Bipartisan legislation sponsored by Senator Kevin O’Toole that would hold drunken drivers more accountable if they cause serious injuries was approved by a Senate committee. The bill, S-3143, would remove the presumption of non-imprisonment now given to first-time offenders convicted of causing serious bodily injury while driving while intoxicated.
“By raising the penalties to fit the crime on a person’s first offense, this legislation will help deter drunken driving, which caused 32 percent of New Jersey’s fatal motor vehicle crashes in 2013, according to the latest available state police data,” O’Toole said. “Since 1995, the recidivism rate among drivers arrested for DWI is 25 percent, according to the National Highway Traffic Safety Administration. This bill will also directly prevent repeat DWI incidents during the time offenders are incarcerated, and we hope that while they are in jail, first-time offenders will realize that drinking and driving is never worth the risk.”
Senator Kevin O’Toole (R-Bergen, Essex, Morris, Passaic) introduced legislation to allow for more efficient prosecution of alleged drug dealers.
The bill eliminates the requirement for a forensic laboratory analysis of apparent unknown or imitation drugs that a defendant is charged with distributing or possessing with the intent to distribute.

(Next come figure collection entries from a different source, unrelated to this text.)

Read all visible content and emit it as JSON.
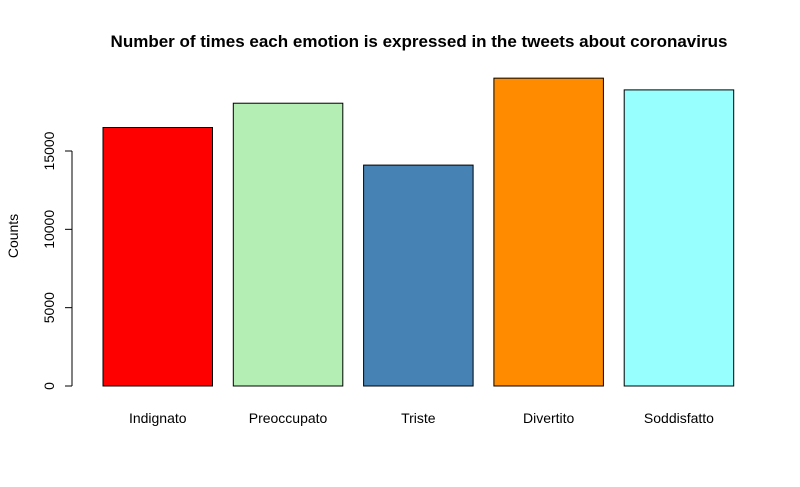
{
  "chart_data": {
    "type": "bar",
    "title": "Number of times each emotion is expressed in the tweets about coronavirus",
    "xlabel": "",
    "ylabel": "Counts",
    "categories": [
      "Indignato",
      "Preoccupato",
      "Triste",
      "Divertito",
      "Soddisfatto"
    ],
    "values": [
      16500,
      18050,
      14100,
      19650,
      18900
    ],
    "colors": [
      "#FF0000",
      "#B4EEB4",
      "#4682B4",
      "#FF8C00",
      "#98FFFF"
    ],
    "yticks": [
      0,
      5000,
      10000,
      15000
    ],
    "ylim": [
      0,
      20000
    ],
    "grid": false,
    "legend": "none"
  }
}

“It’s already illegal to deal drugs and imitation controlled dangerous substances, so we don’t need to delay prosecutions by mandating costly testing when police bust dealers or pill rings,” O’Toole said. “The sooner we can lock up perpetrators and get these dangerous substances off the streets, the safer everyone will be. This legislation will also help mitigate processing and testing backlogs that labs are struggling to clear.”